Ocupaba toda la zona de Nuevos Ministerios y durante 55 años, además de carreras de caballos, acogió exhibiciones áreas, paradas militares, torneos de polo, tenis y golf.

Emulando a las carreras británicas, dos tribunas estaban destinadas a los invitados más selectos. En la explanada se reunía el resto del público. frente a las que se encontraba la explanada dedicada al público en general.

Se convirtió en un lugar en el que dejarse ver.
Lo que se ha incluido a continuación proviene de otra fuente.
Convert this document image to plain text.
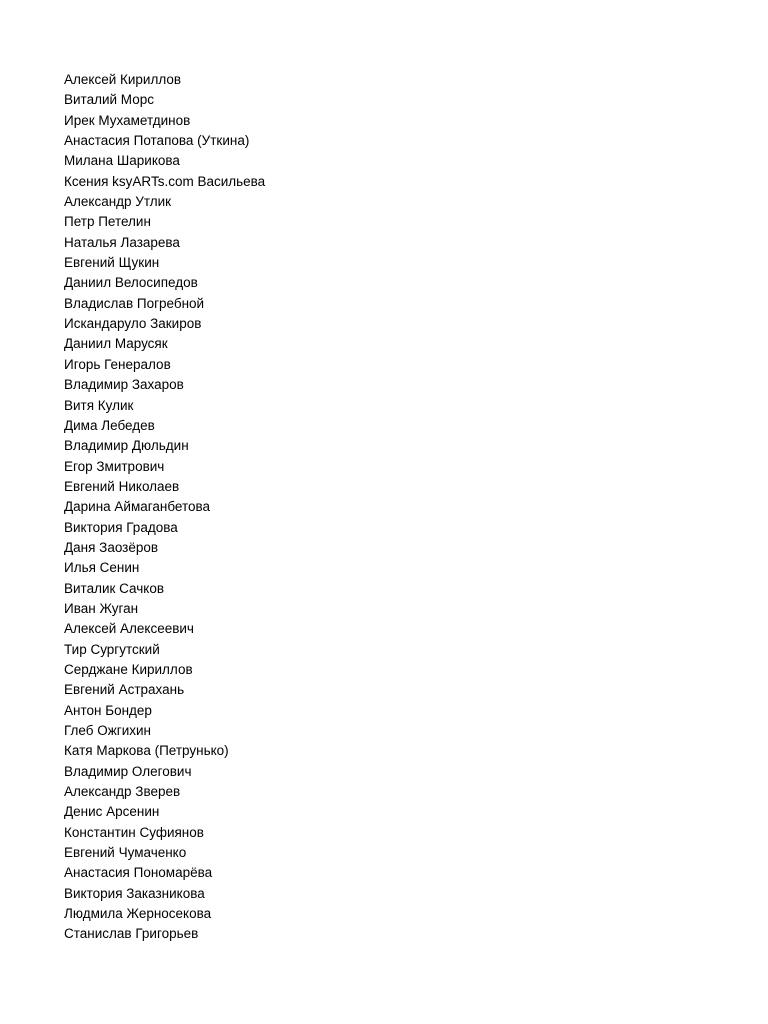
Алексей Кириллов
Виталий Морс
Ирек Мухаметдинов
Анастасия Потапова (Уткина)
Милана Шарикова
Ксения ksyARTs.com Васильева
Александр Утлик
Петр Петелин
Наталья Лазарева
Евгений Щукин
Даниил Велосипедов
Владислав Погребной
Искандаруло Закиров
Даниил Марусяк
Игорь Генералов
Владимир Захаров
Витя Кулик
Дима Лебедев
Владимир Дюльдин
Егор Змитрович
Евгений Николаев
Дарина Аймаганбетова
Виктория Градова
Даня Заозёров
Илья Сенин
Виталик Сачков
Иван Жуган
Алексей Алексеевич
Тир Сургутский
Серджане Кириллов
Евгений Астрахань
Антон Бондер
Глеб Ожгихин
Катя Маркова (Петрунько)
Владимир Олегович
Александр Зверев
Денис Арсенин
Константин Суфиянов
Евгений Чумаченко
Анастасия Пономарёва
Виктория Заказникова
Людмила Жерносекова
Станислав Григорьев
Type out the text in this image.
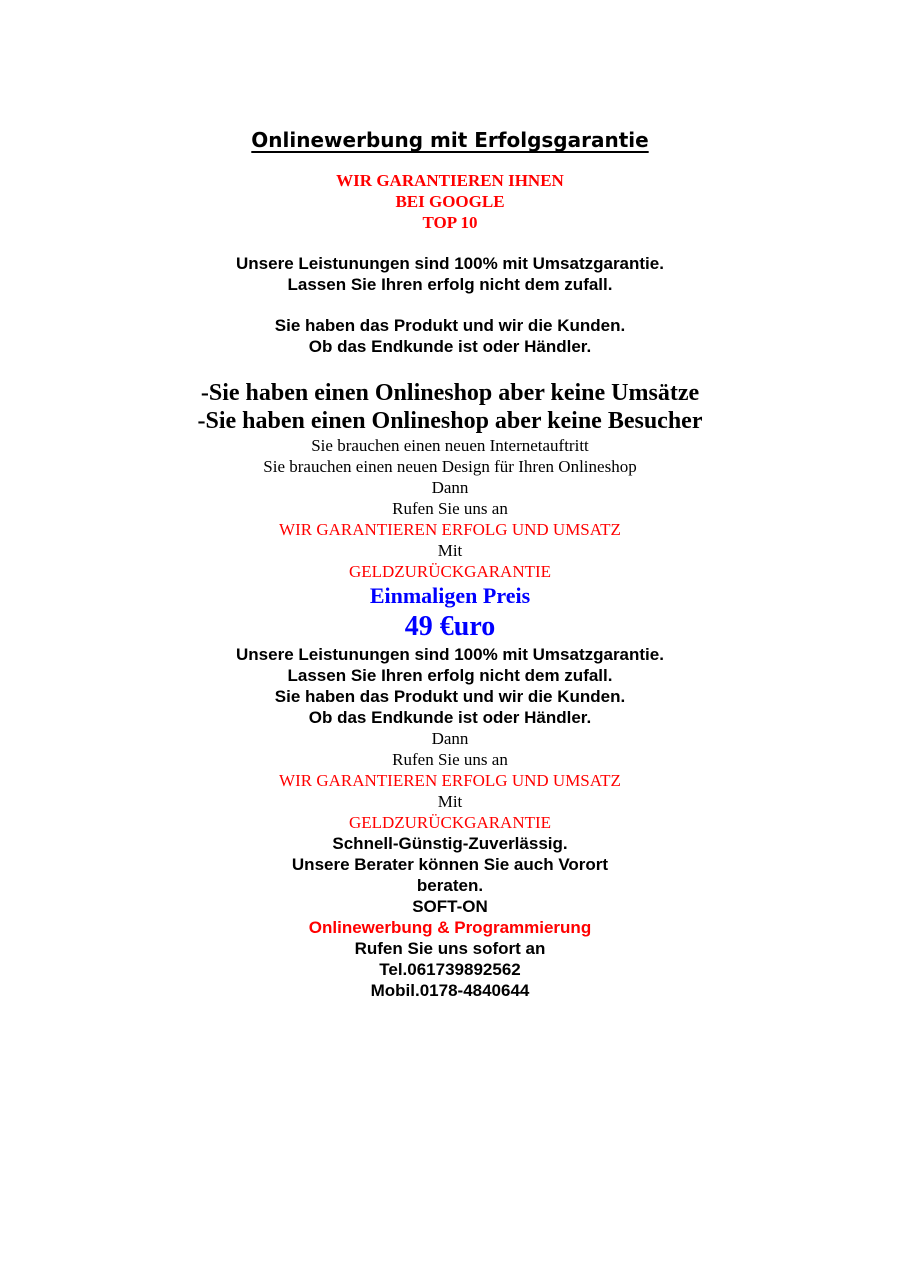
Onlinewerbung mit Erfolgsgarantie
WIR GARANTIEREN IHNEN
BEI GOOGLE
TOP 10
Unsere Leistunungen sind 100% mit Umsatzgarantie.
Lassen Sie Ihren erfolg nicht dem zufall.
Sie haben das Produkt und wir die Kunden.
Ob das Endkunde ist oder Händler.
-Sie haben einen Onlineshop aber keine Umsätze
-Sie haben einen Onlineshop aber keine Besucher
Sie brauchen einen neuen Internetauftritt
Sie brauchen einen neuen Design für Ihren Onlineshop
Dann
Rufen Sie uns an
WIR GARANTIEREN ERFOLG UND UMSATZ
Mit
GELDZURÜCKGARANTIE
Einmaligen Preis
49 €uro
Unsere Leistunungen sind 100% mit Umsatzgarantie.
Lassen Sie Ihren erfolg nicht dem zufall.
Sie haben das Produkt und wir die Kunden.
Ob das Endkunde ist oder Händler.
Dann
Rufen Sie uns an
WIR GARANTIEREN ERFOLG UND UMSATZ
Mit
GELDZURÜCKGARANTIE
Schnell-Günstig-Zuverlässig.
Unsere Berater können Sie auch Vorort
beraten.
SOFT-ON
Onlinewerbung & Programmierung
Rufen Sie uns sofort an
Tel.061739892562
Mobil.0178-4840644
Alta burguesía, nobles y lo mas elevado de la sociedad madrileña se dejaba caer por el lugar de moda de la capital.  

El hipodromo marcaba muy bien las clases sociales en sus estructuras:

La tribuna central, quedaba destinada a la familia real, la aristocracia y la alta burguesía. Estaba presidida por el pabellón real, que tenía en su interior vestíbulos, tocador y comedor.

El hipódromo fue muy frecuentado por Alfonso XII, lo que lo convirtió en uno de los lugares más aspiracionales de la capital.

En un segundo plano estaban las tribunas laterales, en los que había puestos de comida y bebida. Estas tribunas eran para los socios.

Y en último lugar, en los llamados Altos del Hipódromo estaba lo que se llamaba el “tendido de los sastres”, gradas pequeñas gratuitas que rebosaban gente.

Tribunas para personalidades.

Pero éste no fue el primer hipódromo de la ciudad. Los reyes ya disfrutaban de uno más modesto en el Parque del Retiro; y en la actual Calle Almagro, en la manzana que ocupa la sede del Partido Popular, que durante 10 años fue el principal de la ciudad.

Con la construcción del de la Castellana, la afición por las carreras entre el público madrileño creció de manera considerable. Madrid e hizo de las carreras de caballos la gran afición de la capital.

La vida social española comienza un cambio sin vuelta atrás. La guerra de Marruecos en los años veinte y la llegada de la República terminaron en 1933 con el derribo de un hipódromo que se había convertido en un elemento molesto en términos de crecimiento de la ciudad (y seguramente también un recuerdo histórico de la Corona).

Con el derribo se comienzan a construir los Nuevos Ministerios y el hipódromo de Castellana pasó a los libros de historia. como recuerdo de una época dulce de Madrid.